DETROIT -- Opening statements in the civil fraud case of former Delphi CEO J.T. Battenberg III are scheduled for Friday morning.
The U.S. Securities & Exchange Commission in 2006 sued Battenberg and other former executives of the parts supplier, alleging that they intentionally mislead investors through transactions intended to inflate the supplier’s earnings from 2000 through 2004.
U.S. District Judge Avern Cohn today finished seating the 10-person jury that will decide the case. The panel of six men and four women include a retired cardiology nurse, a manager at a JC Penney store, a teacher at a Montessori school and a Ford Motor Co. retiree who’s a part-time information-technology consultant.
Battenberg, in a charcoal-gray suit, sat at the front of Cohn’s courtroom, occasionally smiling at banter between the 86-year-old judge and prospective jurors. He sat with his lead lawyer, William H. Jeffress Jr., of Baker Botts LLP in Washington, D.C.
Jeffress has tried dozens of high-profile civil and criminal cases. In 2007 he represented ex-White House aide I. Lewis (Scooter) Libby, who was convicted of lying to a grand jury during a criminal investigation into the leaked identity of a CIA officer. He also helped win a Supreme Court ruling for former President Richard Nixon involving public access to the Watergate tapes.

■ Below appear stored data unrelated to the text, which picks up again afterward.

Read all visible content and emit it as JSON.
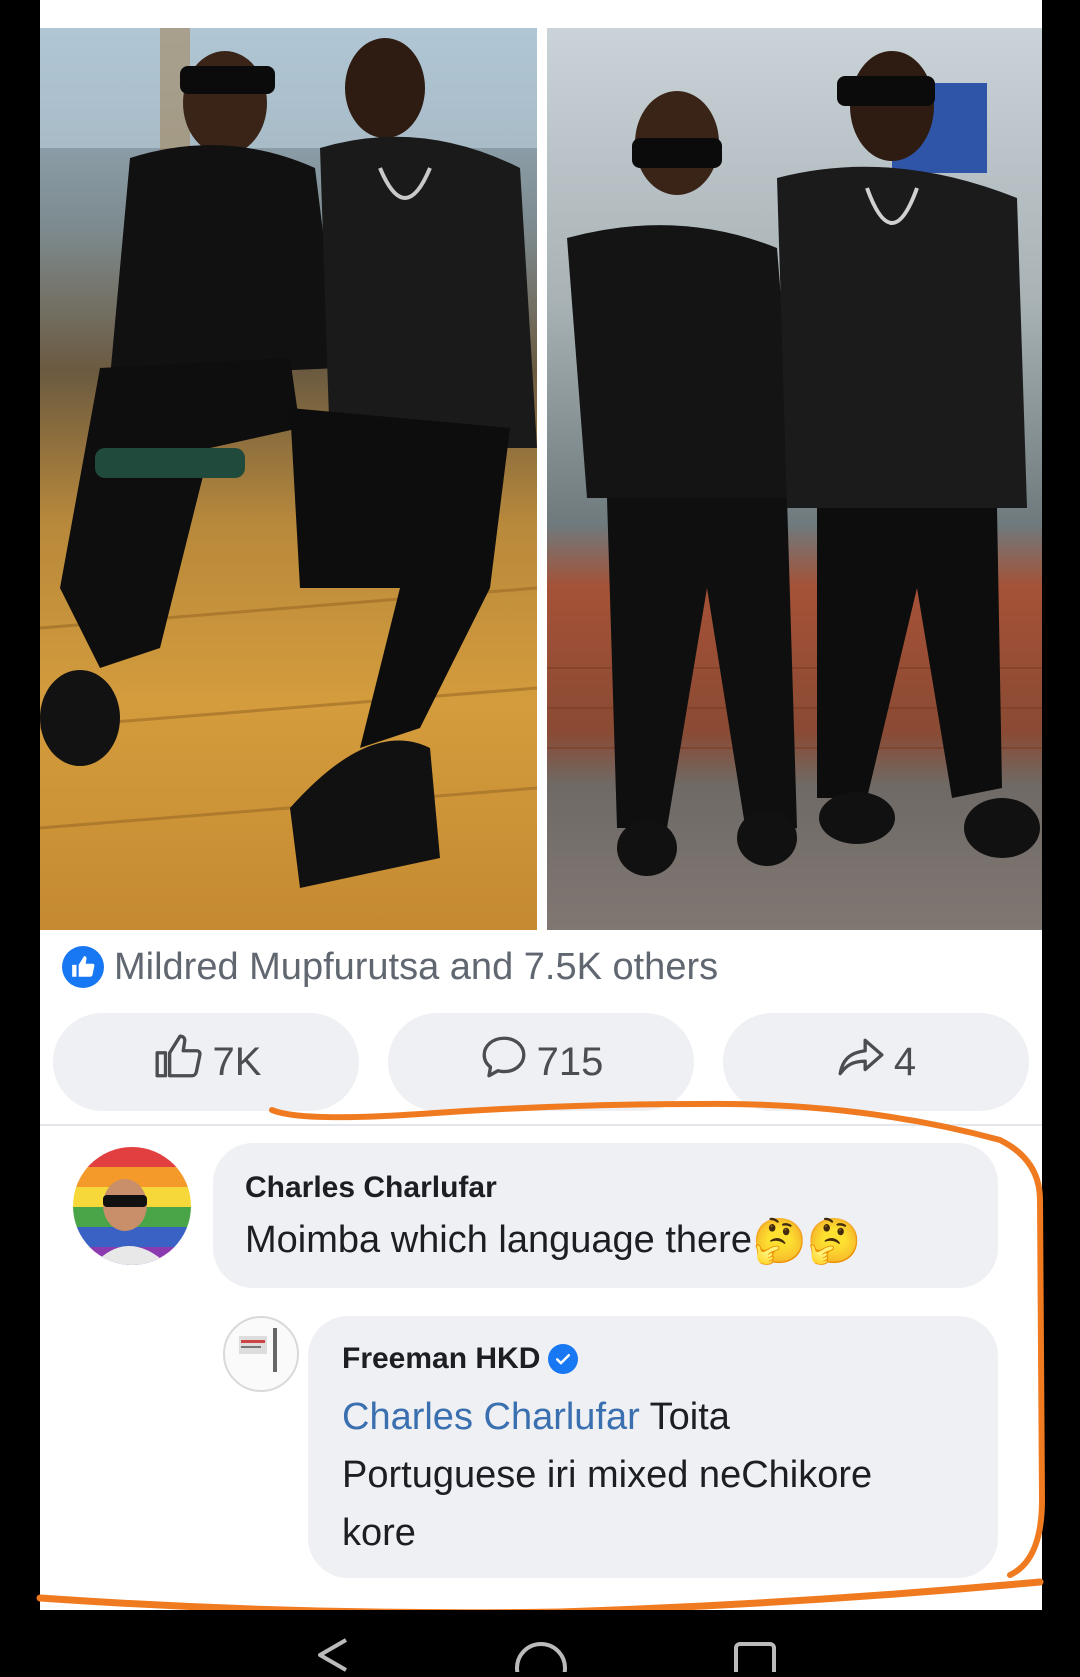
{
  "post": {
    "reactions_summary": "Mildred Mupfurutsa and 7.5K others"
  },
  "actions": {
    "like_count": "7K",
    "comment_count": "715",
    "share_count": "4"
  },
  "comments": [
    {
      "author": "Charles Charlufar",
      "text": "Moimba which language there",
      "emojis": "🤔🤔"
    },
    {
      "author": "Freeman HKD",
      "mention": "Charles Charlufar",
      "text_line1": " Toita",
      "text_line2": "Portuguese iri mixed neChikore",
      "text_line3": "kore"
    }
  ],
  "colors": {
    "facebook_blue": "#1877f2",
    "annotation_orange": "#f07a1f",
    "bubble_gray": "#eff0f3"
  },
  "icons": [
    "like-icon",
    "thumbs-up-outline-icon",
    "comment-bubble-icon",
    "share-arrow-icon",
    "verified-badge-icon",
    "back-triangle-icon",
    "home-circle-icon",
    "recents-square-icon"
  ]
}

The SEC’s civil suit accuses Battenberg of improperly accounting for $237 million in payments for warranty claims to General Motors in 2000. Battenberg and other executives struck an “asymmetrical accounting” arrangement with GM, whereby Delphi booked the warranty payments as pension and retiree costs related to the supplier’s 1999 spinoff from GM, the SEC alleges.
Battenberg bristled at those warranty payments, according to the SEC’s complaint, because they occurred while Delphi was still part of GM. But he and other executives decided to handle the matter with GM quietly, rather than picking a public spat with Delphi’s former parent and largest customer, the government alleges.

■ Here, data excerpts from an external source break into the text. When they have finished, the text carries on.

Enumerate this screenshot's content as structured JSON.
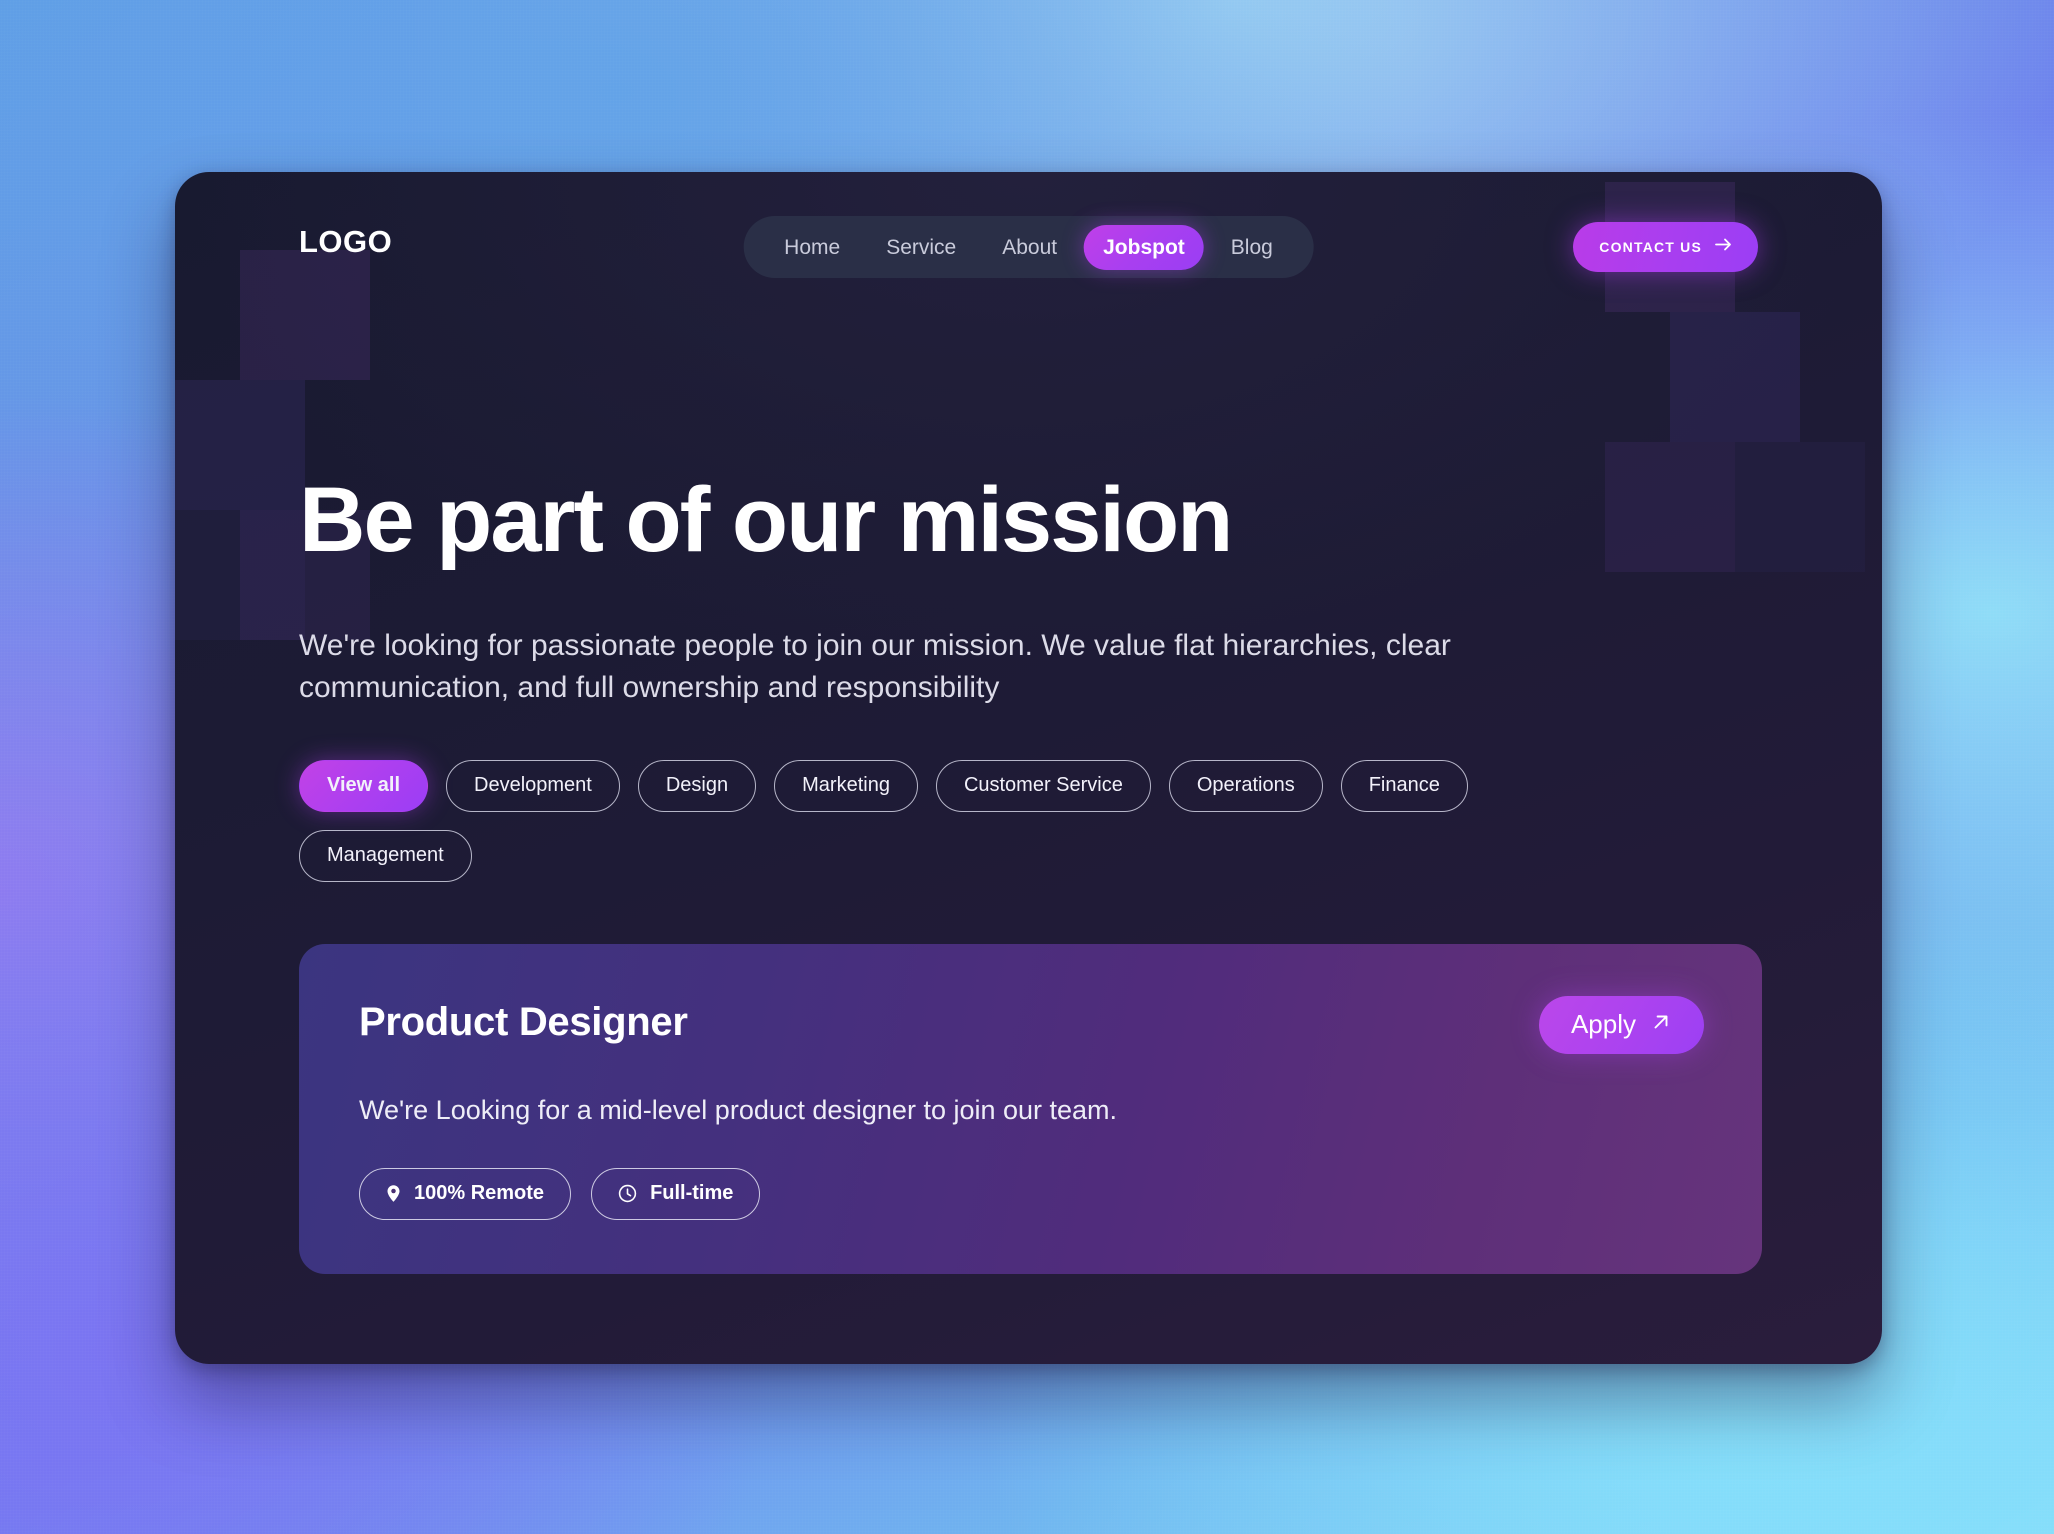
{
  "brand": {
    "logo_text": "LOGO",
    "accent_color": "#a83ef0",
    "accent_color_2": "#c03fe8"
  },
  "nav": {
    "items": [
      {
        "label": "Home",
        "active": false
      },
      {
        "label": "Service",
        "active": false
      },
      {
        "label": "About",
        "active": false
      },
      {
        "label": "Jobspot",
        "active": true
      },
      {
        "label": "Blog",
        "active": false
      }
    ]
  },
  "contact_button": {
    "label": "CONTACT US",
    "icon": "arrow-right-icon"
  },
  "hero": {
    "headline": "Be part of our mission",
    "subheadline": "We're looking for passionate people to join our mission. We value flat hierarchies, clear communication, and full ownership and responsibility"
  },
  "filters": {
    "chips": [
      {
        "label": "View all",
        "active": true
      },
      {
        "label": "Development",
        "active": false
      },
      {
        "label": "Design",
        "active": false
      },
      {
        "label": "Marketing",
        "active": false
      },
      {
        "label": "Customer Service",
        "active": false
      },
      {
        "label": "Operations",
        "active": false
      },
      {
        "label": "Finance",
        "active": false
      },
      {
        "label": "Management",
        "active": false
      }
    ]
  },
  "jobs": [
    {
      "title": "Product Designer",
      "description": "We're Looking for a mid-level product designer to join our team.",
      "apply_label": "Apply",
      "apply_icon": "arrow-up-right-icon",
      "tags": [
        {
          "label": "100% Remote",
          "icon": "location-pin-icon"
        },
        {
          "label": "Full-time",
          "icon": "clock-icon"
        }
      ]
    }
  ]
}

After the allegations became public, Battenberg emphatically denied there was anything improper about the settlement with GM and vowed to fight the charges.
Others on trial
Also on trial are Paul Free, former Delphi controller and chief accounting officer; Milan Belans, former director of capital planning and pension analysis; and Catherine Rozanski, former accounting director. All were in the courtroom today.

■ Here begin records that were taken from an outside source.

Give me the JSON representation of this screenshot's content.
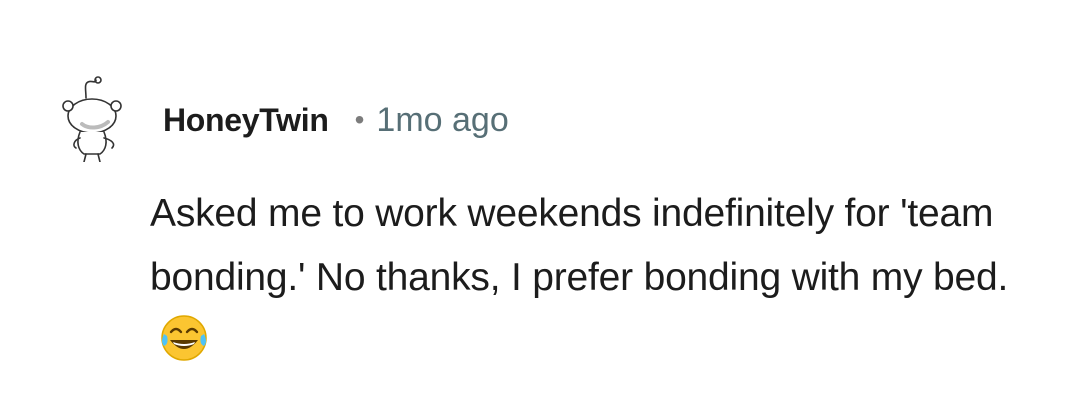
{
  "comment": {
    "username": "HoneyTwin",
    "separator": "•",
    "timestamp": "1mo ago",
    "text": "Asked me to work weekends indefinitely for 'team bonding.' No thanks, I prefer bonding with my bed.",
    "emoji_icon": "face-with-tears-of-joy-icon",
    "avatar_icon": "snoo-avatar-icon"
  },
  "colors": {
    "username": "#1c1c1c",
    "timestamp": "#576f76",
    "body_text": "#1c1c1c",
    "background": "#ffffff"
  }
}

Another allegation, not involving Battenberg, is that Delphi is accused of selling $270 million worth of inventory in the fourth quarter of 2000 in two transactions, and agreeing to buy it back with interest the following quarter. The SEC says that alleged scheme was engineered in part by Free and Belans and was intended to inflate Delphi’s earnings.
The government is seeking unspecified fines from the defendants. None face criminal charges.
Thirteen Delphi officials originally were charged in the case; nine of them paid fines to settle with the SEC.
Delphi entered bankruptcy in 2005 and emerged in 2009 as DPH Holdings Corp. Most of the assets of the pre-bankruptcy company were acquired by private investors and now exists as Delphi Automotive LLP of suburban Detroit. The company has about $11 billion in annual revenue and 100,000 employees.